Surgeons who chose Laparoscopic splenectomy must administer an appropriate immunization at least two weeks before the surgery. The camera is inserted along with four other trocars: Patients are transfused by meeting strict criteria ensuring their safety. To ensure quality blood transfusions, the packed red blood cells should be leucoreduced with a minimum of 40g of hemoglobin content.
By having leucoreduced blood packets, the patient is at a thalxssemie risk to develop adverse reactions by contaminated white cells and preventing platelet thslassemie. Cryopreserved red cells are used to maintain a supply of rare donor units for patients with unusual red cell antibodies or missing common red cell antigens.
Iron overload is an unavoidable consequence of chronic transfusion therapy, necessary for patients with beta thalassemia. Iron chelation is a medical therapy that avoids the complications of iron overload. The iron overload can be removed by Deferasirox, an oral iron chelator, which has a dose- dependent effect on iron burden. Deferasirox is a vital part in the patients health after blood transfusions. It represents a potentially toxic iron form due to its high propensity to induce oxygen species and is responsible for cellular damage.

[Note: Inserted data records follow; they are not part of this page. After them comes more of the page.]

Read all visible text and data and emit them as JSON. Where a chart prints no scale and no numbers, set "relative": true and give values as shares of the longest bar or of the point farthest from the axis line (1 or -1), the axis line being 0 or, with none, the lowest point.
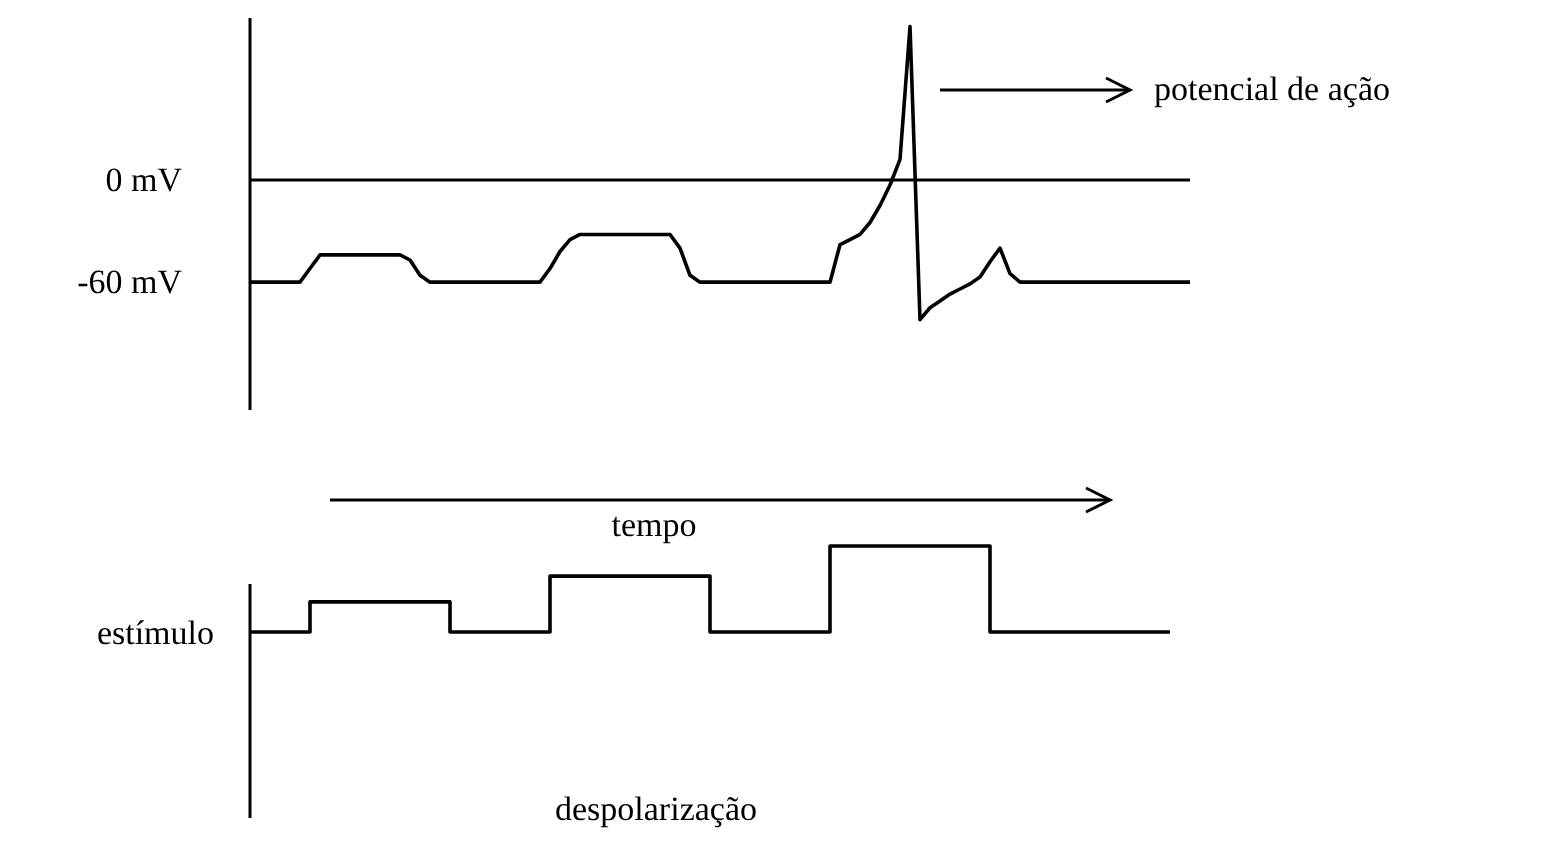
{
  "chart_data": [
    {
      "type": "line",
      "xlabel": "tempo",
      "categories": [
        null,
        null,
        null,
        null,
        null,
        null,
        null,
        null,
        null,
        null,
        null,
        null,
        null,
        null,
        null,
        null,
        null,
        null,
        null,
        null,
        null,
        null,
        null,
        null,
        null,
        null,
        null,
        null,
        null,
        null,
        null,
        null,
        null,
        null,
        null,
        null,
        null,
        null,
        null,
        null,
        null,
        null,
        null,
        null,
        null,
        null,
        null,
        null,
        null,
        null,
        null,
        null,
        null,
        null,
        null,
        null,
        null,
        null,
        null,
        null,
        null,
        null,
        null,
        null,
        null,
        null,
        null,
        null,
        null,
        null,
        null,
        null,
        null,
        null,
        null,
        null,
        null,
        null,
        null,
        null,
        null,
        null,
        null,
        null,
        null,
        null,
        null,
        null,
        null,
        null,
        null,
        null,
        null,
        null,
        null
      ],
      "series": [
        {
          "color": "#000000",
          "values": [
            -60,
            -60,
            -60,
            -60,
            -60,
            -60,
            -52,
            -44,
            -44,
            -44,
            -44,
            -44,
            -44,
            -44,
            -44,
            -44,
            -47,
            -56,
            -60,
            -60,
            -60,
            -60,
            -60,
            -60,
            -60,
            -60,
            -60,
            -60,
            -60,
            -60,
            -52,
            -42,
            -35,
            -32,
            -32,
            -32,
            -32,
            -32,
            -32,
            -32,
            -32,
            -32,
            -32,
            -40,
            -56,
            -60,
            -60,
            -60,
            -60,
            -60,
            -60,
            -60,
            -60,
            -60,
            -60,
            -60,
            -60,
            -60,
            -60,
            -38,
            -35,
            -32,
            -25,
            -15,
            -3,
            12,
            90,
            -82,
            -75,
            -71,
            -67,
            -64,
            -61,
            -57,
            -48,
            -40,
            -55,
            -60,
            -60,
            -60,
            -60,
            -60,
            -60,
            -60,
            -60,
            -60,
            -60,
            -60,
            -60,
            -60,
            -60,
            -60,
            -60,
            -60,
            -60
          ]
        }
      ],
      "ylim": [
        -135,
        95
      ],
      "yticks": [
        {
          "value": 0,
          "label": "0 mV"
        },
        {
          "value": -60,
          "label": "-60 mV"
        }
      ],
      "ref_lines": [
        {
          "axis": "y",
          "value": 0,
          "color": "#000000"
        }
      ],
      "annotations": [
        "potencial de ação"
      ],
      "tick_labels": "y"
    },
    {
      "type": "step",
      "relative": true,
      "ylabel": "estímulo",
      "xlabel": "despolarização",
      "categories": [
        null,
        null,
        null,
        null,
        null,
        null,
        null,
        null,
        null,
        null,
        null,
        null,
        null,
        null,
        null,
        null,
        null,
        null,
        null,
        null,
        null,
        null,
        null,
        null,
        null,
        null,
        null,
        null,
        null,
        null,
        null,
        null,
        null,
        null,
        null,
        null,
        null,
        null,
        null,
        null,
        null,
        null,
        null,
        null,
        null,
        null,
        null
      ],
      "series": [
        {
          "color": "#000000",
          "values": [
            0,
            0,
            0,
            0.35,
            0.35,
            0.35,
            0.35,
            0.35,
            0.35,
            0.35,
            0,
            0,
            0,
            0,
            0,
            0.65,
            0.65,
            0.65,
            0.65,
            0.65,
            0.65,
            0.65,
            0.65,
            0,
            0,
            0,
            0,
            0,
            0,
            1,
            1,
            1,
            1,
            1,
            1,
            1,
            1,
            0,
            0,
            0,
            0,
            0,
            0,
            0,
            0,
            0,
            0
          ]
        }
      ]
    }
  ]
}
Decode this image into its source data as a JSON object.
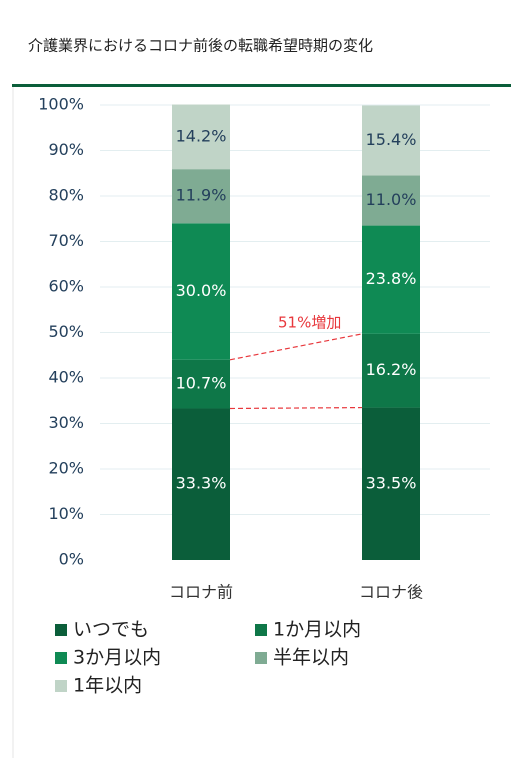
{
  "chart_data": {
    "type": "stacked_bar",
    "title": "介護業界におけるコロナ前後の転職希望時期の変化",
    "categories": [
      "コロナ前",
      "コロナ後"
    ],
    "series": [
      {
        "name": "いつでも",
        "color": "#0b5e3a",
        "label_color": "#ffffff",
        "values": [
          33.3,
          33.5
        ],
        "value_labels": [
          "33.3%",
          "33.5%"
        ]
      },
      {
        "name": "1か月以内",
        "color": "#0e7748",
        "label_color": "#ffffff",
        "values": [
          10.7,
          16.2
        ],
        "value_labels": [
          "10.7%",
          "16.2%"
        ]
      },
      {
        "name": "3か月以内",
        "color": "#0f8a54",
        "label_color": "#ffffff",
        "values": [
          30.0,
          23.8
        ],
        "value_labels": [
          "30.0%",
          "23.8%"
        ]
      },
      {
        "name": "半年以内",
        "color": "#7fab93",
        "label_color": "#24405c",
        "values": [
          11.9,
          11.0
        ],
        "value_labels": [
          "11.9%",
          "11.0%"
        ]
      },
      {
        "name": "1年以内",
        "color": "#c0d4c7",
        "label_color": "#24405c",
        "values": [
          14.2,
          15.4
        ],
        "value_labels": [
          "14.2%",
          "15.4%"
        ]
      }
    ],
    "annotation": "51%増加",
    "annotation_color": "#e8383d",
    "ylim": [
      0,
      100
    ],
    "yticks": [
      {
        "value": 0,
        "label": "0%"
      },
      {
        "value": 10,
        "label": "10%"
      },
      {
        "value": 20,
        "label": "20%"
      },
      {
        "value": 30,
        "label": "30%"
      },
      {
        "value": 40,
        "label": "40%"
      },
      {
        "value": 50,
        "label": "50%"
      },
      {
        "value": 60,
        "label": "60%"
      },
      {
        "value": 70,
        "label": "70%"
      },
      {
        "value": 80,
        "label": "80%"
      },
      {
        "value": 90,
        "label": "90%"
      },
      {
        "value": 100,
        "label": "100%"
      }
    ],
    "grid": true,
    "legend": "bottom"
  }
}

The prevention of iron overload protects patients from morbidity and mortality. The primary aim is to bind to and remove iron from the body and a rate equal to the rate of transfusional iron input or greater than iron input. Patients may require episodic blood transfusions. Transfusion-dependent patients develop iron overload and require chelation therapy  to remove the excess iron. Transmission is autosomal recessive ; however, dominant mutations and compound heterozygotes have been reported.
Genetic counseling is recommended and prenatal diagnosis may be offered. Patients are often monitored without treatment. While many of those with minor status do not require transfusion therapy, they still risk iron overload, particularly in the liver.

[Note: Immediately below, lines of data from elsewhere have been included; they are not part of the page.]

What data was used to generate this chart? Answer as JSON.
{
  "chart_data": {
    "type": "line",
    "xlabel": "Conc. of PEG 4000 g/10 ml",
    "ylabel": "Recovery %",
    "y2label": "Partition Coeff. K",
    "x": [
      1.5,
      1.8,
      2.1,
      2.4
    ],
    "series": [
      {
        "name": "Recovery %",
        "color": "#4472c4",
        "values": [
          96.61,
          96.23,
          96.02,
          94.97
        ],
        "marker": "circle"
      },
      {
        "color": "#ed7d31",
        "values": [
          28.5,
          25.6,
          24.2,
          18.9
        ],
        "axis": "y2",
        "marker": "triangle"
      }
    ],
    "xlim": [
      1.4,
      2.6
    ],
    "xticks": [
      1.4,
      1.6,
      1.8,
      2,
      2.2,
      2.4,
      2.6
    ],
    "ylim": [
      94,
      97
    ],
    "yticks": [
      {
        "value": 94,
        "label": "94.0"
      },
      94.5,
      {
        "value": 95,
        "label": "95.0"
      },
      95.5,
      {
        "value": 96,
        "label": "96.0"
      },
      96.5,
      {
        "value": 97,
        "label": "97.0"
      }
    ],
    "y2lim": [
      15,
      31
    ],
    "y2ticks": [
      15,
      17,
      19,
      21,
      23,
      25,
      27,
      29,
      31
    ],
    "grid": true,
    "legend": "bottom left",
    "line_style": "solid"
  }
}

A serum ferritin test thalqssemie iron levels and can point to further treatment. Minor often coexists with other conditions such as asthma and can cause iron overload of the liver and in those with non-alcoholic fatty liver diseaselead to more severe outcomes.
The beta form of thalassemia is particularly prevalent among the Mediterranean peoples and this geographical association is responsible for its naming: In Europethe highest concentrations of the disease are found in Greece and the Turkish coastal regions.

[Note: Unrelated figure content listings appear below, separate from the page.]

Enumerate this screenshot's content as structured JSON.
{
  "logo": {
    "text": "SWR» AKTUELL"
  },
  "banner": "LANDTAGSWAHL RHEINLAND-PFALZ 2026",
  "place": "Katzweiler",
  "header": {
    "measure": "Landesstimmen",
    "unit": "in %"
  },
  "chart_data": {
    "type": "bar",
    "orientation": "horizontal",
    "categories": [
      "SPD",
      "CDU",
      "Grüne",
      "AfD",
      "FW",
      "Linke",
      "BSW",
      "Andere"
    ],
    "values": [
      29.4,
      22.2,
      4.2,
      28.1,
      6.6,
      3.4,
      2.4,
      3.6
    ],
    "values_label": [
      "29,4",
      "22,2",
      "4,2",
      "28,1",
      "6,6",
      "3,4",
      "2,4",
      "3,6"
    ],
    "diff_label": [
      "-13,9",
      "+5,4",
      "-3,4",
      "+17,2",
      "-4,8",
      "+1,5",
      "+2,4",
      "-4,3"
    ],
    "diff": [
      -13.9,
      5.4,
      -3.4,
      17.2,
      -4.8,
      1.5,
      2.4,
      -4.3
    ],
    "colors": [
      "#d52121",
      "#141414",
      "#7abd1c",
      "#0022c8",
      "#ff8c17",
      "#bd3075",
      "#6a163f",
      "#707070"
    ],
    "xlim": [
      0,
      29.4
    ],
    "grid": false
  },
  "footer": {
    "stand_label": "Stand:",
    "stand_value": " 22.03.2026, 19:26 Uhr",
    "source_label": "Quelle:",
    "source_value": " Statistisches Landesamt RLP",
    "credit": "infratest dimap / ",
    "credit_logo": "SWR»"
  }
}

The major Mediterranean islands except the Balearics such as SicilySardiniaCorsicaCyprusMalta and Crete are heavily affected in particular. The thalassemia trait may confer a degree of protection against malaria which is or was prevalent in the regions where the trait is common, thus conferring a selective survival advantage on carriers known as heterozygous advantagethus perpetuating the mutation.
In that respect, the various tgalassemie resemble another genetic disorder affecting hemoglobin, sickle-cell disease.
The disorder affects all genders but is more prevalent in certain ethnicities and age groups. There have been 4, hospitalized cases in England in and 9, consultant episodes for thalassemia. It is usually fatal in infancy if blood transfusions are not initiated immediately. From Wikipedia, the free encyclopedia.
Beta thalassemia Beta thalassemia genetics, the picture shows one example of how beta thalassemia is inherited. The beta globin gene is located on chromosome A child inherits two beta globin genes one from each parent.
Retrieved 4 April Orphanet J Rare Dis. Orphanet Journal of Rare Diseases. Expert Consult – Online. Oxford Handbook of Clinical Pathology.
Textbook of Inpatient Management. Iron Physiology and Pathophysiology in Humans. Handbook of Iron Overload Disorders.